Christine David, Co-fondatrice de Weather Force

Ecrit par Camille ARNOULT  et Margot ALEXANDRE

Crée il y a seulement deux ans, Weather Force est dirigé par Christine David et son mari Pascal Venzac et compte déjà une dizaine de collaborateurs. Cette start up  est née d’une idée commune qu’ils ont eue lorsqu’ils travaillaient encore à Météo France. Leur relation particulière est une force cependant Christine reste vigilante afin que vie professionnelle et vie privée ne se mélangent pas.

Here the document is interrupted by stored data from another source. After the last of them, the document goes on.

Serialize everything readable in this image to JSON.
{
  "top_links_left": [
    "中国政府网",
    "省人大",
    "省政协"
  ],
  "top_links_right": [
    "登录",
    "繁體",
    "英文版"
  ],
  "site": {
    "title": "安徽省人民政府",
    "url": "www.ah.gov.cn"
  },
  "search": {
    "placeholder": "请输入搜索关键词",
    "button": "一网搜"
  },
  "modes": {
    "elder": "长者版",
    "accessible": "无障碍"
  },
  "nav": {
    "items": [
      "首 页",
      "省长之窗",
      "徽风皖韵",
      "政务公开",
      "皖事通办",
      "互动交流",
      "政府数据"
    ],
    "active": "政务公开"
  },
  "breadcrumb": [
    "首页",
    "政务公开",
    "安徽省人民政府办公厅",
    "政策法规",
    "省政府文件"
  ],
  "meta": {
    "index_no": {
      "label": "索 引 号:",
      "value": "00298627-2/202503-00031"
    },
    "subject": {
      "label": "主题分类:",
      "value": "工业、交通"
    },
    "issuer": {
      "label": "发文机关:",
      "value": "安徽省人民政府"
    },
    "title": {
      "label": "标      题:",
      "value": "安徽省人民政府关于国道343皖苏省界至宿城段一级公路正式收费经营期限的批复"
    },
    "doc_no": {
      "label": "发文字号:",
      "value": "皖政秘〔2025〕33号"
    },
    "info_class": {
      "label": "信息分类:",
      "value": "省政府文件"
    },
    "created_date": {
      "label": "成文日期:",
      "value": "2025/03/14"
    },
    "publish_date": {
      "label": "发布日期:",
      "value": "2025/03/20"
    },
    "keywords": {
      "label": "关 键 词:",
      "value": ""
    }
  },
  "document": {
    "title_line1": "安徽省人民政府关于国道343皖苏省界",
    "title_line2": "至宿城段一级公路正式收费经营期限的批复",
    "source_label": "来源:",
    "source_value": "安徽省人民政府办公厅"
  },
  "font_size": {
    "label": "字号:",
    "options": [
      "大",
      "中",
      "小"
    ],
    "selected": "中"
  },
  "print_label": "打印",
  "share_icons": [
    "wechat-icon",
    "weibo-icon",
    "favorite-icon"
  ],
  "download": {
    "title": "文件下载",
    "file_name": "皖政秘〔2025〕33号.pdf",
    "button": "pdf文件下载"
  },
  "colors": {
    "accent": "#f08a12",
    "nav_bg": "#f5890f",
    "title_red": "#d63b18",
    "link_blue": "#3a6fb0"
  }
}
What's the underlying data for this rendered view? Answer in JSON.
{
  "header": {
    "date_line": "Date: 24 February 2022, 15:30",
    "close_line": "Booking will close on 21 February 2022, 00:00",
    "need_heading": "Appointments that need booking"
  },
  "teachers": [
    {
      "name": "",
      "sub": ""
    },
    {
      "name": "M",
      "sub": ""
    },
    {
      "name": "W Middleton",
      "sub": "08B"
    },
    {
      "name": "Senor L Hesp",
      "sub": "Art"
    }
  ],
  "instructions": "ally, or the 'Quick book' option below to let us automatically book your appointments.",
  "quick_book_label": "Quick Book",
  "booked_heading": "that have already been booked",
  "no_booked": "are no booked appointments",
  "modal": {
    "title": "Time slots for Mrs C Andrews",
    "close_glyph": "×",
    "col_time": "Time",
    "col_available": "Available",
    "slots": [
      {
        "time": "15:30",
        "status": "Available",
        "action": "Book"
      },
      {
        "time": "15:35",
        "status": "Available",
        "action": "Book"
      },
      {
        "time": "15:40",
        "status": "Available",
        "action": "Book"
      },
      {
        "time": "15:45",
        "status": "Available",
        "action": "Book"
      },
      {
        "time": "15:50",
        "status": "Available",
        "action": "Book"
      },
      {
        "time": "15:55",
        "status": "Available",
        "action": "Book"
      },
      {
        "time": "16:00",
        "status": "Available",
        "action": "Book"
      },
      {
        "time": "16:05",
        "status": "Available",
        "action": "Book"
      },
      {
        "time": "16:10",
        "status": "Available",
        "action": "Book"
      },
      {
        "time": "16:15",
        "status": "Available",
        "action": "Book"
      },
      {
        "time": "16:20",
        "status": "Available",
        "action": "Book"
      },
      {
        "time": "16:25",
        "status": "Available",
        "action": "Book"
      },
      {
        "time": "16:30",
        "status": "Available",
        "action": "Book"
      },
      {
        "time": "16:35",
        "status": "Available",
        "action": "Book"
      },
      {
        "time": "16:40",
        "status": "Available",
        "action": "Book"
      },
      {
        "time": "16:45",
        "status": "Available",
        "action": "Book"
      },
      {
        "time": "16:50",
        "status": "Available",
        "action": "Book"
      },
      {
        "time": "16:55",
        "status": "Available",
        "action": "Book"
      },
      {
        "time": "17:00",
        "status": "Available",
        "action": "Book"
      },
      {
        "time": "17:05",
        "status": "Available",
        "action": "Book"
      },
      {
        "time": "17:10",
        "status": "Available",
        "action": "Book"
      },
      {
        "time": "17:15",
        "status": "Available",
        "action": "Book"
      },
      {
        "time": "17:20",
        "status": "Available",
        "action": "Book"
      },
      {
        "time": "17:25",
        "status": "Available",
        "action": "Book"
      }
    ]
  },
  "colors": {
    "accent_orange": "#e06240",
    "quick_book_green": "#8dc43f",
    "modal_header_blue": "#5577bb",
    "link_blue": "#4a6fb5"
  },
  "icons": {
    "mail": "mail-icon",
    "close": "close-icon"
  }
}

A deux pas de Palais de Justice, un bâtiment partagé entre style traditionnel Toulousain et moderne se dresse devant nous, adossés aux briques roses, des personnes échangent cigarettes mais aussi idées. Au-dessus de cette agitation se dresse le drapeau du Village by CA, l’incubateur de start-up en abrite une cinquantaine dans un espace de plus de 2 300m². Après un hall assez simple une autre porte donne accès à un grand espace de vie. Neufs et très design les locaux offrent un aperçu de ce que peut être la vie des start-uppers. Ce lieu de travaille commun lumineux se dessine en plusieurs parties assez originales, des grandes tables pour manger et boire un café, des petites niches pour travailler, une salle de fitness et un babyfoot pour se détendre et même une table de ping-pong en guise de salle de réunion. Nous voilà dans un lieu jeune et branché où l’on redéfinit les codes du travail.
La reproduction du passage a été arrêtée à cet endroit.